Sérieux, documenté, fourmillant d'anecdotes, le deuxième livre est lu par les spécialistes. On invite Michka dans des colloques. Elle aide des journalistes en procès contre les «prohibitionnistes» comme Gabriel Nahas. Via le cannabis, elle découvre également la plante mère, le chanvre. «Je me suis aperçue que la France, l'un des pays les plus répressifs, avait eu dans le passé une tradition de culture de cette plante.» Elle a donc des vêtements, de l'huile de chanvre et un nouveau livre, consacré à ses vertus. «Si nos sociétés y sont hostiles, c'est sans doute parce qu'elle vient d'Orient.»

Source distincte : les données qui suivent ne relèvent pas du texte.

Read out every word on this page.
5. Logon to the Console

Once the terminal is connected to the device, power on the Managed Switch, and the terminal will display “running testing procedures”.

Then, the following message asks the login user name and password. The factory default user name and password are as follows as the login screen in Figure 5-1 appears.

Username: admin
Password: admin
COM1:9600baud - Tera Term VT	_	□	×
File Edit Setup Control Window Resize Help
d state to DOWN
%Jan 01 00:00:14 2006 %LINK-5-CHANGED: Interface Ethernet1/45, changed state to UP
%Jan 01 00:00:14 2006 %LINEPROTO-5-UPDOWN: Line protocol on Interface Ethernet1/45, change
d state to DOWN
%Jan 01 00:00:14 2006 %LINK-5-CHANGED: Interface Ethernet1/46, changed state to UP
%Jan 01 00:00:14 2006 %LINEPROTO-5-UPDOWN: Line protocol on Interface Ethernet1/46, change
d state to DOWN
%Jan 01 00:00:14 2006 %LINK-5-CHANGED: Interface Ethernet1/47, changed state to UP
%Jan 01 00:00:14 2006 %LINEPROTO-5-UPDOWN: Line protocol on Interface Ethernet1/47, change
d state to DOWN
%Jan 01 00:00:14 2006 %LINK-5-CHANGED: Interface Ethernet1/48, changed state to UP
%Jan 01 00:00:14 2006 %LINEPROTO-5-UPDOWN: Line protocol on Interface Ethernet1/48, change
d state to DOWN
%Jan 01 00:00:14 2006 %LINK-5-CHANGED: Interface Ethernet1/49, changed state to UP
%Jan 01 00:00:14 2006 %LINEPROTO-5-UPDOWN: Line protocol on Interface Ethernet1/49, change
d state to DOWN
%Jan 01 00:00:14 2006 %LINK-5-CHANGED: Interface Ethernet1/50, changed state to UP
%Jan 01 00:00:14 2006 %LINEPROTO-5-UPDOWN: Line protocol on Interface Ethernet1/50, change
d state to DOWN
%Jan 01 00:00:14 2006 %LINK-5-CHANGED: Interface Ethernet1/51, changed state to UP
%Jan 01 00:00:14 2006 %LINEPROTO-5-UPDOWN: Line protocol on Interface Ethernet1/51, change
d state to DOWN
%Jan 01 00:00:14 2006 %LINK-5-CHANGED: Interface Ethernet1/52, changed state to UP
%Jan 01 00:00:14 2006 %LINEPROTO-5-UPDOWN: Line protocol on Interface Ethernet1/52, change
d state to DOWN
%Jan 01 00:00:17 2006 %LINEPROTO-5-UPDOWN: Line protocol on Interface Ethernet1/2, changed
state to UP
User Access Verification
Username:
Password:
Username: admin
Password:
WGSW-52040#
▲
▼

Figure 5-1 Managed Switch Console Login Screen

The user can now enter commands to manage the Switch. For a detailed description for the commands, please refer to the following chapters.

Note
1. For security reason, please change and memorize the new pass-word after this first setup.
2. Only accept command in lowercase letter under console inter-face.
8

Plus encore que les plantes, c'est l'idée même de prohibition qui, à la fin, gêne Michka: «Quand l'alcool fut interdit aux Etats-Unis, les gens n'ont pas cherché de la bière mais des alcools forts. Ce système nous a mis dans une situation inextricable. Il favorise les produits mortels, les substances concentrées, plus faciles à transporter. Or, le problème n'est plus: doit-on vendre la mort?, puisque, de toute façon, la mort se vend. Le problème, c'est de mettre en place un système tel qu'il y ait un minimum de mauvais usage.» Mais l'odeur du thé à la cannelle enfin chaud chasse tous ces discours. Cet été, pendant trois mois, la famille entière part en cargo pour la cabane. Pour échapper aux procès, documents, discussions, articles sur la «pasionaria». «Beaucoup de gens profitent assez peu de la liberté qu'ils pourraient prendre. Moi, si.»
Michka en 8 dates
1944. Naissance en Dordogne de Michèle Seeliger, dite Michka.
1964. Départ pour l'Angleterre.
1970. Emigration au Canada.
1975. Retour en France.
1977. Premier livre: le Grand Départ et la vie sur l'eau (Albin Michel).
1978. Retour au Canada. Le Dossier vert d'une drogue douce (Laffont), avec son mari Hugo Verlomme.
1993. Le cannabis est-il une drogue? (Georg) par les mêmes.
1995. Le Chanvre, renaissance du cannabis (Georg).